By: Subhash K. Jha, IndiaFM
Tuesday, December 26, 2006
In a Priyadarshan comedy one is always comforted in the chaos of colliding characters by the thought that somewhere in the on-going blizzard of bacchanalia there's a rhythm and a rationale.

It's that thought which keeps you smiling through the exasperatingly juvenile games of one-upmanship between Govinda and Akshay Kumar in the prolific director's latest ode to rude- awakening calls from the shudder-world.

While Bhagam Bhag lacks the working-class anxieties of Hera Pheri, it certainly captures some of the colour , flamboyance and friskiness of a dance troupe from Mumbai which arrives in London for a performance without a heroine. Both the heroes, tongue-in-cheekily named Bunty (Akshay) and Babla (Govinda) as tribute to Abhishek and Rani's ongoing boisterousness from the back-waters in Bunty Aur Babli, are asked to get a girl for the play.

Then begins the endless chase. It seems as if the director took the film's title so literally he had to have a supporting cast that could colonize a medium-sized island. Everyone runs and speaks incessantly. Neeraj Vora's lines include severely sexist dialogues like, "If you give izzat to a woman she gives her izzat to you,"... And "You hold her blouse I'll hold her saree." This, when an unconscious woman needs to be carried.

The film takes us on a bumpy, boisterous, wickedly naughty ride.
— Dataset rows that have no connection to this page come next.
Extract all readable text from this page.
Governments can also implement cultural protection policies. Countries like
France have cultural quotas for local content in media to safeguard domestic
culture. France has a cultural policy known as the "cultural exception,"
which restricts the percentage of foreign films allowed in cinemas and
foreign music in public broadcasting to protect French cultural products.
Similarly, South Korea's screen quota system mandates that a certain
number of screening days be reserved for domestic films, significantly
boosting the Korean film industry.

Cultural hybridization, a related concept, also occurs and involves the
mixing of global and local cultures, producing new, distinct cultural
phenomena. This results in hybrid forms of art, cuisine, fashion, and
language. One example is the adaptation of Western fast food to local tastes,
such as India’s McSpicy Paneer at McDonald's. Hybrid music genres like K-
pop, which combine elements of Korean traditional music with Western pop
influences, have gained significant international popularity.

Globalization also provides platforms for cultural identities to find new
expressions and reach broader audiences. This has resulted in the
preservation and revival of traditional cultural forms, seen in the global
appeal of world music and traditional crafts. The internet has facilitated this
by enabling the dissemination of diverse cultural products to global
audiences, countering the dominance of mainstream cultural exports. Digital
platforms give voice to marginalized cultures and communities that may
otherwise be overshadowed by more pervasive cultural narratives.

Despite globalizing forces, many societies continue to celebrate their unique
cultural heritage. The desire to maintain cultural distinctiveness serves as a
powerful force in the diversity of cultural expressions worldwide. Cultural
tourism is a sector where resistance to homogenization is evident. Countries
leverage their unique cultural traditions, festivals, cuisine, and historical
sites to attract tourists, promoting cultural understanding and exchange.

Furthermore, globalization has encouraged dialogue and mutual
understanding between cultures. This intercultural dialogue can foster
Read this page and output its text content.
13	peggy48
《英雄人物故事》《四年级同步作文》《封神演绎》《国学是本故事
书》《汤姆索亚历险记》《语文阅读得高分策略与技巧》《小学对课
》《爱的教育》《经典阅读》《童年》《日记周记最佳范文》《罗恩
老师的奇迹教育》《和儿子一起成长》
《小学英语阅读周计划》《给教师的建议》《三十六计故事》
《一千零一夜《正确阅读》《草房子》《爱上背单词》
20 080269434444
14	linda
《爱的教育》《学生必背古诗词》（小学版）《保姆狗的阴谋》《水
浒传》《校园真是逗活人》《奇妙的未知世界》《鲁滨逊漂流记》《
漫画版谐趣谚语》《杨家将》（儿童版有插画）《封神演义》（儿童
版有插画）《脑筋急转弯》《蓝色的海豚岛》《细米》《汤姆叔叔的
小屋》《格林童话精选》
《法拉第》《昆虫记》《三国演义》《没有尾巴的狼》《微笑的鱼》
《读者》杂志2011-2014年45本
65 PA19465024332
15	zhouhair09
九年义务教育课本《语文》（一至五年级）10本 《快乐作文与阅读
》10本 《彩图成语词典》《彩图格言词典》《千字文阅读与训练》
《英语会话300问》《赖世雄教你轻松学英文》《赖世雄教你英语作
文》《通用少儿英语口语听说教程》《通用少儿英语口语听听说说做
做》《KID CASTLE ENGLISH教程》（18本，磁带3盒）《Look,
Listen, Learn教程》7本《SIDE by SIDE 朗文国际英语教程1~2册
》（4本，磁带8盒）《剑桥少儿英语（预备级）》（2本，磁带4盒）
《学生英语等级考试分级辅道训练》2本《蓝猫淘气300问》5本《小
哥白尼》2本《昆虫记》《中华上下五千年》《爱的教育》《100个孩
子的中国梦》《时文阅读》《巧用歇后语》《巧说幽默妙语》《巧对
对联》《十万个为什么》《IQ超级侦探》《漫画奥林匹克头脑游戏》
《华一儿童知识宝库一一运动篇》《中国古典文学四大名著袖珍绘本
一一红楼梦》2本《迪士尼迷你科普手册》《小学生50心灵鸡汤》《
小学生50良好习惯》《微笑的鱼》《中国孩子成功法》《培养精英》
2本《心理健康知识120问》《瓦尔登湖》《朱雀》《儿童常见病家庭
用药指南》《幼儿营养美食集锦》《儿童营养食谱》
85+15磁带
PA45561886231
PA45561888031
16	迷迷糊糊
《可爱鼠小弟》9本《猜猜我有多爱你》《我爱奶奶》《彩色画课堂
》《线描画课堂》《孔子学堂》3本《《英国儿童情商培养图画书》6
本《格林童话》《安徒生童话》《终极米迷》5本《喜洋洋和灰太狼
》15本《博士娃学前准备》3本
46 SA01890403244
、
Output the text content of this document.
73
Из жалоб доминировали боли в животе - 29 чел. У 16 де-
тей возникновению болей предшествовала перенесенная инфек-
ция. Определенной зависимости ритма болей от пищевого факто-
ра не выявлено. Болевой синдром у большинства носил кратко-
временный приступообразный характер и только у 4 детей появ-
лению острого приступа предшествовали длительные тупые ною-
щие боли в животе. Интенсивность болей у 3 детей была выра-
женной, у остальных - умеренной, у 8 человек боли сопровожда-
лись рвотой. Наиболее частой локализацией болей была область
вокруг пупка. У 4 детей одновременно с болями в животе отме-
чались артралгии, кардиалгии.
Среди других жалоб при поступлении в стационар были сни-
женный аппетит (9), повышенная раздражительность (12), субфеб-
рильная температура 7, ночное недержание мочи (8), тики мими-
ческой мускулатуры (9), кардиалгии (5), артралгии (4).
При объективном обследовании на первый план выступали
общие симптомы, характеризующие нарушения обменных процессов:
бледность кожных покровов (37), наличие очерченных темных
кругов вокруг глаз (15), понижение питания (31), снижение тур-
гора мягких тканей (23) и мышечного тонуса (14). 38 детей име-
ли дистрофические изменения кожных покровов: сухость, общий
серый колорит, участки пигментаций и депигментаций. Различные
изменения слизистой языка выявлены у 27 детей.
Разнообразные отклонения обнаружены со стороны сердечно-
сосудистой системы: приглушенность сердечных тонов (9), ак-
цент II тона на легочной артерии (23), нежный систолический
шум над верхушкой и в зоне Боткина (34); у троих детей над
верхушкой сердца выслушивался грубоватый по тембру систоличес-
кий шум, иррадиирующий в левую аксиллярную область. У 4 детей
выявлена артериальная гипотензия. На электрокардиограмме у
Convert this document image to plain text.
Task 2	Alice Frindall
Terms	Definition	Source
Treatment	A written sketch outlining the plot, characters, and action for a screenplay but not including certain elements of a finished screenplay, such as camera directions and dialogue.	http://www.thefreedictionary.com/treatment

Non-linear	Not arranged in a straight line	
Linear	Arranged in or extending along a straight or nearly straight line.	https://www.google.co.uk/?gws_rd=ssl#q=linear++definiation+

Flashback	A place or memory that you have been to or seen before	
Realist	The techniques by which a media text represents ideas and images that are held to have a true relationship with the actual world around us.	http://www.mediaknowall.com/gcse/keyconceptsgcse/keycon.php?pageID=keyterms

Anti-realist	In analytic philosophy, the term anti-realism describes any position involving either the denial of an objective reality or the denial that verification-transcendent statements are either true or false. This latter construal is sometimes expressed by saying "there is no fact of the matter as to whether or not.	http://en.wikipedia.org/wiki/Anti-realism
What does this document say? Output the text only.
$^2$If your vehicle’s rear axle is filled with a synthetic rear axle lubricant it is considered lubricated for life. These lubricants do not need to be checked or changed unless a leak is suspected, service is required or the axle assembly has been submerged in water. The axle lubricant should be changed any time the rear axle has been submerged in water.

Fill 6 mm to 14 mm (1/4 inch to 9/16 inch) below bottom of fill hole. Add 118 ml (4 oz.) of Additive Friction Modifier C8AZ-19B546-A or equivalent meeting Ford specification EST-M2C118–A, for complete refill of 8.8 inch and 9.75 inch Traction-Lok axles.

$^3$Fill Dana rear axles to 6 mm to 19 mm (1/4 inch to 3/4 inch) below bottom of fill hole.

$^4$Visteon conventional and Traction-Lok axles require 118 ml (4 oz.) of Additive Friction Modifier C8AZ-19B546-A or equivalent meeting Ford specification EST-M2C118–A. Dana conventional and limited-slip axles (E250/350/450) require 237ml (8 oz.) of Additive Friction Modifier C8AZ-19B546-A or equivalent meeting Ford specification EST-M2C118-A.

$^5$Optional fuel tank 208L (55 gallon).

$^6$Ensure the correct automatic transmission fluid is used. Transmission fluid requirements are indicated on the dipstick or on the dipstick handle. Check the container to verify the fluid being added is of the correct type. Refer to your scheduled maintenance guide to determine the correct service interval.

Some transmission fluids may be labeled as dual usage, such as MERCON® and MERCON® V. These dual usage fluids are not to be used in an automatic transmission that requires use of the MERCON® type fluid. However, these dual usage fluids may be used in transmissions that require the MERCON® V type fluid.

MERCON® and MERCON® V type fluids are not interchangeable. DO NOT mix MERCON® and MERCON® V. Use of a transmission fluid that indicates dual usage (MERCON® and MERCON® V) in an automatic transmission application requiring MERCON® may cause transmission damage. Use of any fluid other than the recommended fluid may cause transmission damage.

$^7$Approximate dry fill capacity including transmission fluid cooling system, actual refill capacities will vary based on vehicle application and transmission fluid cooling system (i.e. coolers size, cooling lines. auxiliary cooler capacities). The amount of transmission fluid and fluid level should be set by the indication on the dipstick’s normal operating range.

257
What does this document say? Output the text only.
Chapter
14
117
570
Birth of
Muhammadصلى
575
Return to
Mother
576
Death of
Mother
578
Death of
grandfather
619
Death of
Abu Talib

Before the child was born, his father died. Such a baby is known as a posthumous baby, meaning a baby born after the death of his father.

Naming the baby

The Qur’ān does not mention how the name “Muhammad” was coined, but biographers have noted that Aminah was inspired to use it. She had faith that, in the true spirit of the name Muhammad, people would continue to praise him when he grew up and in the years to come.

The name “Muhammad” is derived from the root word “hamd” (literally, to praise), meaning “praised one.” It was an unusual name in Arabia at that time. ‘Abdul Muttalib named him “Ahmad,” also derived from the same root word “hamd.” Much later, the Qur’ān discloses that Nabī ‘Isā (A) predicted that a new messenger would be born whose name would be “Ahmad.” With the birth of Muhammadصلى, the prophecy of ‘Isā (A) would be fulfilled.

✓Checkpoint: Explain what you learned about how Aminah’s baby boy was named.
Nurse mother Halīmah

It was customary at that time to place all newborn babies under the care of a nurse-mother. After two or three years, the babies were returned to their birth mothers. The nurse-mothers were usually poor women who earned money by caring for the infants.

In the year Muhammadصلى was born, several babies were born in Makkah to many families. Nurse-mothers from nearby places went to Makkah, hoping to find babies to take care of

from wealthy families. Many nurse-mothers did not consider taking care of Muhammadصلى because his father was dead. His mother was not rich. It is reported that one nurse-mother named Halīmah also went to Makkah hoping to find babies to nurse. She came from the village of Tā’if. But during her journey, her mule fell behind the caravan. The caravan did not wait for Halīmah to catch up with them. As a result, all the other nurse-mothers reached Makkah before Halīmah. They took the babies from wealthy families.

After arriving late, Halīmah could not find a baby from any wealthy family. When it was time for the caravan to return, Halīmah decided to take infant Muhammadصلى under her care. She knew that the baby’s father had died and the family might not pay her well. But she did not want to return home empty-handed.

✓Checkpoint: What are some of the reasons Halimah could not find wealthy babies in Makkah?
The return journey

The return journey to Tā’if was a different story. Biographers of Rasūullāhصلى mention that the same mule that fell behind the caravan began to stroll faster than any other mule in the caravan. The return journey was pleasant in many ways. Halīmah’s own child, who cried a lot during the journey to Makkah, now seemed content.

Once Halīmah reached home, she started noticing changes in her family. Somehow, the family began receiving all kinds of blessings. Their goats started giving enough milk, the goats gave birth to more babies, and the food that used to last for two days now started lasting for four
Although we see Akshay getting in and out of London roads and transportation in a slapstick equivalent of a road movie, he seldom gives us reason to apply any logic to the proceedings.

The plot keeps building up into a riot of screams and confusions signifying nothing more than a pesky penchant for a prattlingly pronounced parody that goes around in a dizzying circle.

Akshay Kumar shows a marked tendency to take over the show. Some of the dialogues like the one about cutting other actor's roles are clearly indicative of his growing dominance as an actor. He continues to be funny, re-inventing his self-important character's body language to the extent that he appears to be another person altogether. Of course the grin remains unchanged. Comedy in Hindi cinema has become more a joy for the actors than the viewers.

Govinda is saddled with an under-written dithering role that requires him to be more supporting than aggressive. He's clearly not comfortable standing in Akshay Kumar's shadows. But seems to have little choice. In that sense he's one with the audience. As in all of Priyadarshan's films there's a huge cast of mock-monstrous supporting players , like Shakti Kapoor (with two broken legs), Sharad Sexena (in dark glasses and a grimace), Jackie Shroff ( wearing what could be the most lost look ever in a Hindi film) and Rajpal Yadav (bravely looking confident in cabbie's role).

Lara Dutta plays a suicidal woman. She keeps jumping in front of cars and courting incendiary situations. You could call her the film's kinetic element if only her expressions matched her invisible passions.

The choreography and songs are like Bhendi Bazar versions of Broadway. Yup, the director and his cast go the broad way. Thankfully, the finesse that Priyadarshan brings to the London setting keeps the melee from collapsing in spite of multiple collisions.

But at the end of it all you do wonder if the pointless bhagam-bhag (scamper) is the best remedy for the blues.